[28-06-2011] Dalla parte della legge

di Lorenzo Cuocolo, docente di Diritto costituzionale, Università Bocconi

Dare il via ai cantieri per l’alta velocità Torino-Lione è costato, negli ultimi due giorni, ottanta feriti. Di questi, la metà sono uomini delle forze dell’ordine.

Ed è solo l’ultima tappa di un tortuoso percorso che procede a singhiozzo, ormai da anni.
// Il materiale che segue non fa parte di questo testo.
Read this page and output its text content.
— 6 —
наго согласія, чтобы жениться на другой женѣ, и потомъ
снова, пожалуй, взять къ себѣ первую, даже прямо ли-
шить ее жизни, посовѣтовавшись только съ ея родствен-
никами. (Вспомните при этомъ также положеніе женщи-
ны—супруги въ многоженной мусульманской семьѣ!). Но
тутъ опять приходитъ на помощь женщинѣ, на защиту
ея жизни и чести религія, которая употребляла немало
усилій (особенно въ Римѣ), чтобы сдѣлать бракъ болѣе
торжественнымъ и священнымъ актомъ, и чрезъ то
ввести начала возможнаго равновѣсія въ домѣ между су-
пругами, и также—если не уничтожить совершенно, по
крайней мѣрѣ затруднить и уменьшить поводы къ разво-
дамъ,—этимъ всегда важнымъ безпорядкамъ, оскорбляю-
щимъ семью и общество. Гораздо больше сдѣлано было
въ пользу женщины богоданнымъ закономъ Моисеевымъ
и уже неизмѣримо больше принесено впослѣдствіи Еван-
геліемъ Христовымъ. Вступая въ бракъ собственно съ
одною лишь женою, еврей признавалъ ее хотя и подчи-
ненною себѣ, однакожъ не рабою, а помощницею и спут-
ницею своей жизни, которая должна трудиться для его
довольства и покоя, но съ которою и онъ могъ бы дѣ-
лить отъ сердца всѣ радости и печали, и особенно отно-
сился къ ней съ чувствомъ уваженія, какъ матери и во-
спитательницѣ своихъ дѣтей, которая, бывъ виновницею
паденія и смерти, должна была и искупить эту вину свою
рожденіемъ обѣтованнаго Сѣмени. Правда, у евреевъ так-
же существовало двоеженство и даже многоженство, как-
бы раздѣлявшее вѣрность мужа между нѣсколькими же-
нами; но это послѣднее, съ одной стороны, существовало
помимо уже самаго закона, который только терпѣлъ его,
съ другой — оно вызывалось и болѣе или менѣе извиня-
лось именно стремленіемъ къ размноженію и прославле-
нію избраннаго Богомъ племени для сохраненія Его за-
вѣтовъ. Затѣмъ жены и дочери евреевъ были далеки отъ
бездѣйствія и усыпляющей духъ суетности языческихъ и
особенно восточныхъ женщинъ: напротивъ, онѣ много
Le ragioni dei cd. no-TAV sono tante e variegate: si va dalle preoccupazioni ambientali, alle considerazioni economico-finanziarie, alla denuncia di tangenti negli appalti per la realizzazione dell’opera.

Una verità sulle questioni di merito presuppone anni di studio e di approfondimento tecnico. Noi non ne disponiamo. Certo, come meri cittadini-utenti, ci può venire la legittima domanda di come andrebbero le cose senza il Brennero o il Fréjus. O di come sia più facile spostarsi da Roma a Milano ora che c’è l’alta velocità. Ma sono considerazioni senza pretese.

Diverso è il discorso se analizziamo quello che è successo negli ultimi due giorni: il prefetto di Torino firma un’ordinanza con la quale ingiunge ai dimostranti di sgombrare le aree occupate, in modo da consentire l’avvio del cantiere. I manifestanti non sgombrano e, una parte di questi, reagisce allo sgombero coatto lanciando pietre e tronchi alle forze dell’ordine.

La Costituzione protegge la libertà di manifestare. Ma non legittima in alcun modo l’uso della violenza.

E se avessero ragione i no-TAV? Certo, questo tarlo apre un facile spiraglio sullo scivoloso percorso giustificazionista: qualunque mezzo è lecito per fermare un’opera dannosa.

No, non è così. Qualunque ragione di merito deve essere fatta valere all’interno degli appositi procedimenti decisionali. L’ordinamento prevede una lunga scansione di momenti che servono ad arrivare alla decisione finale. È lì che si dovevano far sentire le ragioni contro l’opera. Ed eventualmente rivolgersi alla magistratura qualora tali ragioni fossero illegittimamente inascoltate.

Non certo colpendo le forze dell’ordine. Se si giustificano atti di questo tipo, si sta fuori dal sistema, contro il sistema. Ed è una strada molto pericolosa. La democrazia, e specie la nostra, ha molti difetti e richiede le cure di tutti. Ma resta un valore da difendere. Chi tira pietre ai poliziotti tira pietre alla nostra democrazia.